One of the many companies in Boston taking a shot at developing a new class of therapies has gotten a second vote of confidence from investors. Cambridge, MA-based Anchor Therapeutics has secured a $10 million Series B round of financing from its current investors, TVM Capital, HealthCare Ventures, and the Novartis Option Fund.
Anchor, formerly known as Ascent Therapeutics, said back in November 2008 that it raised $19 million in its first round of venture financing. CEO Rick Jones told Xconomy last September that his company had about a year’s worth of cash left in the bank, so he has apparently accomplished enough to replenish the company coffers for a while longer.
What’s interesting about Anchor is that it’s pursuing a new class of peptide drugs that it has branded “pepducins.” These are basically short fragments of proteins that are linked to a lipid molecule in such a way that they will bind in a tight “anchor” with some of the most important drug targets on the surface of cells—G-protein coupled receptors. These GPCRs are already the target of many lucrative small-molecule drugs, but they are extremely hard targets because of their 3-D spaghetti-like shape, and their propensity to weave in and out of the cell membrane. If Anchor can prove it can truly “anchor” these pepducin drugs against a valuable GPCR target, and that its technology can be applied to many such targets, it could be in position to tap into a market for GPCR-based drugs that’s already worth an estimated $40 billion a year.
All of Anchor’s work so far has occurred at the lab bench, and in preclinical studies, so it’s impossible to say whether this will work in human beings. Anchor, in a short statement being released today, didn’t identify a lead drug candidate or provide a timeline for when it might enter its first clinical trial.
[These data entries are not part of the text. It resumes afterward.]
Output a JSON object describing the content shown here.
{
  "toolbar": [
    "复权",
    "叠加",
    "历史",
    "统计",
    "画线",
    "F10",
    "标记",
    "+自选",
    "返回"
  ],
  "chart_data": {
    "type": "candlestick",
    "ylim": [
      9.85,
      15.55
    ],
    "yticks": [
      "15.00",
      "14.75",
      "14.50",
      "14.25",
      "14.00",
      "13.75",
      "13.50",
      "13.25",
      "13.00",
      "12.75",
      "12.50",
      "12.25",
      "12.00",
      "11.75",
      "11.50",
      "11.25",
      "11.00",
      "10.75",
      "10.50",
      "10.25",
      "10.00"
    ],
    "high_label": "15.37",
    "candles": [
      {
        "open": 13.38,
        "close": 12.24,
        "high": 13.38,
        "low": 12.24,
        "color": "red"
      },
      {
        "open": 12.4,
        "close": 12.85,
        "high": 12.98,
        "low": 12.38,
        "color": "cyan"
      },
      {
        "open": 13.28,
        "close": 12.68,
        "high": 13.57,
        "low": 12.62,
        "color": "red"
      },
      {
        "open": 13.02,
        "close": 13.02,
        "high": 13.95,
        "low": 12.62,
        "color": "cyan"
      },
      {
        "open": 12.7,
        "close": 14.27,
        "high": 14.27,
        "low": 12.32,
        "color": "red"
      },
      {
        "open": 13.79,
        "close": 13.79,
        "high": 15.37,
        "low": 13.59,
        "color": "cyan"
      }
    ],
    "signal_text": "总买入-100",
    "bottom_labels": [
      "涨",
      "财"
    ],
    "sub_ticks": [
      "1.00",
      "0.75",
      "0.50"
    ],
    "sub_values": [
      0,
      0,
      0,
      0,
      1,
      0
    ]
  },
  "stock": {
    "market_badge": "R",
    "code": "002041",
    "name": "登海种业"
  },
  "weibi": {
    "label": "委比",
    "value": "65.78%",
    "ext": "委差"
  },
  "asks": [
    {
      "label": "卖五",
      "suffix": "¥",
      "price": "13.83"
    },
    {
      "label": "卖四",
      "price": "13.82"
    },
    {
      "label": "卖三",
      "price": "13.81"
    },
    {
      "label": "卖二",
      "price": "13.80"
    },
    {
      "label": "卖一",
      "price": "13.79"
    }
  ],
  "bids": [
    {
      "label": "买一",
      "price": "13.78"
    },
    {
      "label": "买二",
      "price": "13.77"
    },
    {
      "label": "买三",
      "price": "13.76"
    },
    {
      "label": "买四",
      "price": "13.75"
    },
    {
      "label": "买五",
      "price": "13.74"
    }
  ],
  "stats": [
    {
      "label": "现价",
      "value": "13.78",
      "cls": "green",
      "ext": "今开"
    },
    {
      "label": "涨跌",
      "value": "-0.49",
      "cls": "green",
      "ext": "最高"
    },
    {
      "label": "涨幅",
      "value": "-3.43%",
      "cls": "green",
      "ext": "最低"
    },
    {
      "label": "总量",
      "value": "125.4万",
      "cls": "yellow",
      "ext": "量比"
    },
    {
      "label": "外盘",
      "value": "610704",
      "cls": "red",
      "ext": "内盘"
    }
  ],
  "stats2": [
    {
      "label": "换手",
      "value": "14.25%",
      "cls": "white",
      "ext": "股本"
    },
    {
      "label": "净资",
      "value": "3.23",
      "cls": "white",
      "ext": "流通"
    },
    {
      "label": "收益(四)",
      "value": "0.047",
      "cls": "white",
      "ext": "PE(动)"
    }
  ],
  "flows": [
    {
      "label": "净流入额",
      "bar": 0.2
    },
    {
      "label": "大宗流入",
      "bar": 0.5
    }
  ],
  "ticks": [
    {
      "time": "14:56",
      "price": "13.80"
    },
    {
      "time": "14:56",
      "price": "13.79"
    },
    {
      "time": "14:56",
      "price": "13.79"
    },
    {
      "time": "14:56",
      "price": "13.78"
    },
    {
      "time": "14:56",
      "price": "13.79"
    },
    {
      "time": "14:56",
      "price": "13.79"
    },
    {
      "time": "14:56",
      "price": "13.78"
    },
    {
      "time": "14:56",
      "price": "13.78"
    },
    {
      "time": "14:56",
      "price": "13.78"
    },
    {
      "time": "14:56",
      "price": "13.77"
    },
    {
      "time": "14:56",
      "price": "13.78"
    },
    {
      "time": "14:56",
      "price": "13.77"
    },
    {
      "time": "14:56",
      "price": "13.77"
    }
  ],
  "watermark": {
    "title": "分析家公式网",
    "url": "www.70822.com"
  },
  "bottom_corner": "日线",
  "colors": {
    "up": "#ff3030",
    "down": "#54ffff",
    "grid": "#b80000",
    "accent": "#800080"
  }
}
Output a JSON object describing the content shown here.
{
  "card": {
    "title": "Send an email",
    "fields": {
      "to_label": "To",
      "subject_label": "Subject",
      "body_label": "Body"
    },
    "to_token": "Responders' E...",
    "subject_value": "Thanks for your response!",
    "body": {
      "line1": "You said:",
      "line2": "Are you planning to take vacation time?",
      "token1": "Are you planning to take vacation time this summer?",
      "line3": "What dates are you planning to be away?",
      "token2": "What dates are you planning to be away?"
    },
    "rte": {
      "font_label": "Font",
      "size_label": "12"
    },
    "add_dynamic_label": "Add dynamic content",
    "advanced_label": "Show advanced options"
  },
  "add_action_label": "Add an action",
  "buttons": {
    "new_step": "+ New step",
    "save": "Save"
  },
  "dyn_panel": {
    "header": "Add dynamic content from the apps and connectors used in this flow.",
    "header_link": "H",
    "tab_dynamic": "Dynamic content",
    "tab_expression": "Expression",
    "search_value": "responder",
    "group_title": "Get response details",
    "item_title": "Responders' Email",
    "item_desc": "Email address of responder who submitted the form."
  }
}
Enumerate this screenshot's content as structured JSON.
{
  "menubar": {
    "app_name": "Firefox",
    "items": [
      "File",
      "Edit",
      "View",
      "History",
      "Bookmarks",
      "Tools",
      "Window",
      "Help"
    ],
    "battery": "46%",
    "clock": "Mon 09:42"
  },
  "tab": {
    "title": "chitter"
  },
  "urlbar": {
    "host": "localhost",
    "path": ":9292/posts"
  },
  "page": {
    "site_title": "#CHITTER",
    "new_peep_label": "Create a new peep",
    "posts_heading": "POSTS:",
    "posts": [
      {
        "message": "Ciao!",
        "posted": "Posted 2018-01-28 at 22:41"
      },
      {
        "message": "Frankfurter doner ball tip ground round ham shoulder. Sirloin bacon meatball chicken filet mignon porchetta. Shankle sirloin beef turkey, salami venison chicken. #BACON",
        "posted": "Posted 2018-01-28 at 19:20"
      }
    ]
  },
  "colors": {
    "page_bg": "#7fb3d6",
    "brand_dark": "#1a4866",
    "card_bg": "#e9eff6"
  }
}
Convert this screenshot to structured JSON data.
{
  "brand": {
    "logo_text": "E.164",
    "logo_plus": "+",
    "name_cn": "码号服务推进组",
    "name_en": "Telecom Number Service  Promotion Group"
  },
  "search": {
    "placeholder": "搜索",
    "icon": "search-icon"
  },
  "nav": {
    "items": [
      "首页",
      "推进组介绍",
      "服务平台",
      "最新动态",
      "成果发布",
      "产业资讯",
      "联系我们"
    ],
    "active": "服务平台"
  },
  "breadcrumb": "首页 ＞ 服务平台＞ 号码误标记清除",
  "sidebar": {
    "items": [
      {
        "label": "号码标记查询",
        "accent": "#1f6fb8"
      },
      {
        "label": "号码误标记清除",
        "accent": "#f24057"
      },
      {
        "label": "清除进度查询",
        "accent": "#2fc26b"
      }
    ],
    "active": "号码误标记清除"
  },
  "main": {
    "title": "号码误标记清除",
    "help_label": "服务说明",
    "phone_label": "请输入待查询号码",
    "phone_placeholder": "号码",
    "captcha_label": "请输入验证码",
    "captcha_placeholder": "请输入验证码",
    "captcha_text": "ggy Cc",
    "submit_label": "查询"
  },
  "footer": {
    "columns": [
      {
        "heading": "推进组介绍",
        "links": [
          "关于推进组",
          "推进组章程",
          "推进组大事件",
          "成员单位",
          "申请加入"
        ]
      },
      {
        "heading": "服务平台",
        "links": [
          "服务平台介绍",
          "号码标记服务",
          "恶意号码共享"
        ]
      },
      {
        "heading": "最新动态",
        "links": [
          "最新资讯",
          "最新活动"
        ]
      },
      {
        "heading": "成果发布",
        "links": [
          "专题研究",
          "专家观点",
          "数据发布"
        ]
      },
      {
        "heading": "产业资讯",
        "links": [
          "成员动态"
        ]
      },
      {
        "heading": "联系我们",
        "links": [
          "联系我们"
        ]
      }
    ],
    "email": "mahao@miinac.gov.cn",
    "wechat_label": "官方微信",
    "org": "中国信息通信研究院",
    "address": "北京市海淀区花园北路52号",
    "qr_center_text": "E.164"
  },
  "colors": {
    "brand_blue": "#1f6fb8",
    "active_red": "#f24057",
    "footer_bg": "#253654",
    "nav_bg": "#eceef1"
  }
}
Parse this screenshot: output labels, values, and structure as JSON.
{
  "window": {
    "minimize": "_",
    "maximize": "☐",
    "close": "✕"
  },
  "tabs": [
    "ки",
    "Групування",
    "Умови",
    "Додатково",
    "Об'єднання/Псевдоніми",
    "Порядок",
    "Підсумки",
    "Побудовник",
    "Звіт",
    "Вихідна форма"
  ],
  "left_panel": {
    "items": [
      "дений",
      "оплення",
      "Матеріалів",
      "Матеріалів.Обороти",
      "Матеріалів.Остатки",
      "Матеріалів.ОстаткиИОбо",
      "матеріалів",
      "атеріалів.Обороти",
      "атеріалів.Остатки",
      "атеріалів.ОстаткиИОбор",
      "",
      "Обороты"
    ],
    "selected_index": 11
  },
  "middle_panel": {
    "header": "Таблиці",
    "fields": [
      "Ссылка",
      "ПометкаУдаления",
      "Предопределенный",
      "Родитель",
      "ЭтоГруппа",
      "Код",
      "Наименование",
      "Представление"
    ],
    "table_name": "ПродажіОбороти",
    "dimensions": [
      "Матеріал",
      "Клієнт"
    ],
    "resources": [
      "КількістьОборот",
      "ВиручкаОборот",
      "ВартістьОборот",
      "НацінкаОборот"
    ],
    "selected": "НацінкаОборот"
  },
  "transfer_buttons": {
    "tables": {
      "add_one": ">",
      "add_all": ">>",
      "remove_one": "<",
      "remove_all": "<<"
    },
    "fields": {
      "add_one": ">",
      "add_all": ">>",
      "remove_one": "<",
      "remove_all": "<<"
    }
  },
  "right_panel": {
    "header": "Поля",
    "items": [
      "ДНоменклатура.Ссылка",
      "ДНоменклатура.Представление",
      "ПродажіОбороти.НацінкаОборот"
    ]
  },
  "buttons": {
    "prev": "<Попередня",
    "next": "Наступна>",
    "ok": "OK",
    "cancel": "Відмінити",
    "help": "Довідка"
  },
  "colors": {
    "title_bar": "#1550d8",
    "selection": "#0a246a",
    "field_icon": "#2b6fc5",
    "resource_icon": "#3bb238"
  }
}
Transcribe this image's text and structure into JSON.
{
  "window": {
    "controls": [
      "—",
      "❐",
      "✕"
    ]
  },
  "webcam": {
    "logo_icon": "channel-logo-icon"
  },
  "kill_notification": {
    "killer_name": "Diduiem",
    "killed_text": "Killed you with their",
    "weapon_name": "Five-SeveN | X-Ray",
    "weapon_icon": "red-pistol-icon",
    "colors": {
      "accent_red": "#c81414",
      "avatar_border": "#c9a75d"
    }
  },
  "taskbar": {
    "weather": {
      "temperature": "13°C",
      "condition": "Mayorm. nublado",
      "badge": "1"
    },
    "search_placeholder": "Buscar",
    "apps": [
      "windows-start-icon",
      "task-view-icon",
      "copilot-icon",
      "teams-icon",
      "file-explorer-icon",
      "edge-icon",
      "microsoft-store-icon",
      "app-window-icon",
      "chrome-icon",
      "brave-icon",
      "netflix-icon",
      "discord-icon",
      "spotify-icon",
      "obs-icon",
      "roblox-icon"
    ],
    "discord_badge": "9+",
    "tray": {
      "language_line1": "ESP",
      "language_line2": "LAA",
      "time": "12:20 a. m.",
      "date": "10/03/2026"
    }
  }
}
The company did note that it is still looking for more investors to fill out the B round financing.
Last September, Jones said Anchor’s lead compound was a potential rival to Genzyme’s plerixafor (Mozobil) for certain blood cancers. The company has also identified pepducin drugs with potential for inflammatory and metabolic diseases, which it plans to take through preclinical studies over the next 12 to 18 months, Jones said in an e-mail. At that point, Anchor will decide which programs to take into clinical trials through a mix of resources from the company and its partners, Jones said.
“Our team at Anchor has made tremendous progress advancing pepducin technology and establishing pre-clinical proof-of-concept in multiple targets and disease areas,” Anchor’s Jones said in a statement. “We continue to be excited about the prospects for this technology to lead to a new class of drugs that target GPCRs. Our investors’ renewed financial commitment is a strong statement of support for this groundbreaking opportunity.”